Among that cohort, more than two hundred patients were investigated in-depth in order to determine why some of them developed immune reactions and others did not, for eight distinct therapeutic molecules – four antibodies, two interferons, and factor VIII. This resulted in biomarkers being identified for treating multiple sclerosis and rheumatoid arthritis.
Culture of lymphocyte T cells: these cells of the immune system are involved in the immunogenicity of therapeutic proteins. © CEA

Why this biological molecule?

Another essential question focuses on the molecule itself. Why does one molecule induce more immune responses than another one? This research work, conducted by eleven laboratories, distributed equally between industry and academia, was coordinated by Bernard Maillère. 
"The standout result of Abirisk was the discovery of the molecular origin of immunogenicity," explains the researcher. "We were able to identify particular sequences of amino acids whose presence in any given molecule determines immunogenicity. This enabled us to develop a test for predicting the immunogenicity of new molecules." 
Abirisk also showed that therapeutic molecules clumped together as aggregates have higher immunogenic potential than individual molecules, with the structure being preserved. 
"This work has a very fundamental substrate,” emphasizes Bernard Maillère, "because it takes us back to the issue of the molecular self." 
Why can human proteins be immunogenic?
1  Within the Frédéric Joliot Institute for Life Sciences, a CEA institute specialized in integrative  biology of the cell, biomedical imaging and diagnostic and therapeutic innovation

And after Abirisk?

The progress produced by Abirisk has generated several spin-off projects conducted at the CEA, among which we might mention an advanced study of patient response to anti-TNFα molecules, which is supported by the Labex LERMIT (Laboratory of Excellence in Research on Medication and Innovative Therapeutics), with Professor Mariette's Rheumatology Department at the Kremlin-Bicêtre Hospital, and the laboratory of the coordinator of Abirisk, Professor Pallardy from the Faculty of Pharmacy of Châtenay-Malabry. Another avenue for research consists in improving the molecules by "removing" the immunogenic sequences from them. Two project currently running in the laboratory aim to do large-scale screening of the non-immunogenic variants of antibodies of therapeutic interest.
"Abirisk has given our team extraordinary visibility," stresses the researcher. "More than six months after the end of the project, I have been invited to an upcoming seminar held by the Food and Drug Administration. And the adventure is continuing with the industrial partners of Abirisk: the laboratory has been awarded four industrial contracts and two theses!"
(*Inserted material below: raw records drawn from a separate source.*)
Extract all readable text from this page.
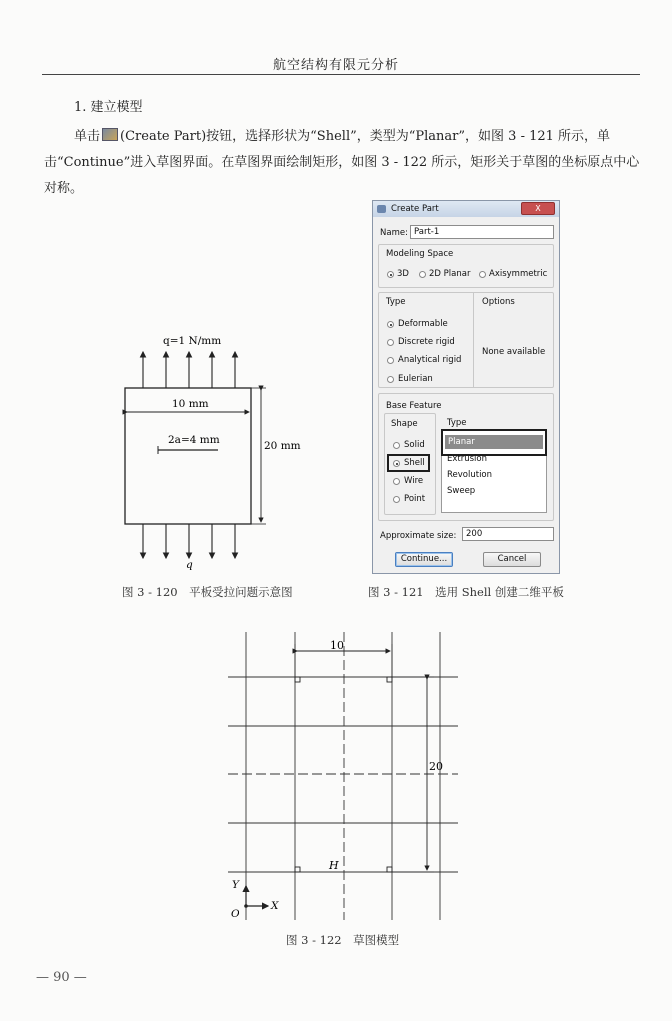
航空结构有限元分析
1. 建立模型
单击 (Create Part)按钮，选择形状为“Shell”，类型为“Planar”，如图 3 - 121 所示，单击“Continue”进入草图界面。在草图界面绘制矩形，如图 3 - 122 所示，矩形关于草图的坐标原点中心对称。
q=1 N/mm
10 mm
2a=4 mm	20 mm
q
图 3 - 120　平板受拉问题示意图
Create Part	X
Name: Part-1
Modeling Space
3D 2D Planar Axisymmetric
Type	Options
Deformable
Discrete rigid
Analytical rigid
Eulerian
None available
Base Feature
Shape
Solid
Shell
Wire
Point
Type
Planar
Extrusion
Revolution
Sweep
Approximate size:	200
Continue...	Cancel
图 3 - 121　选用 Shell 创建二维平板
10
20
H
Y
X
O
图 3 - 122　草图模型
— 90 —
The researchers of ABIRISK consortium. © ABIRISK


LogoABIRISK.jpgRunning from March 2012 to February 2018, ABIRISK brought together, under the coordination of Novartis Pharma, 38 different partners from 13 European countries. Granted with 18 M € from the EU, the project provided an integrated approach to the study of immunization against biopharmaceuticals, bringing together a unique panel of experts from different disciplines. It led to the constitution of the largest possible cohort in Europe for the study of immunogenicity, a condition critical for the success of the program.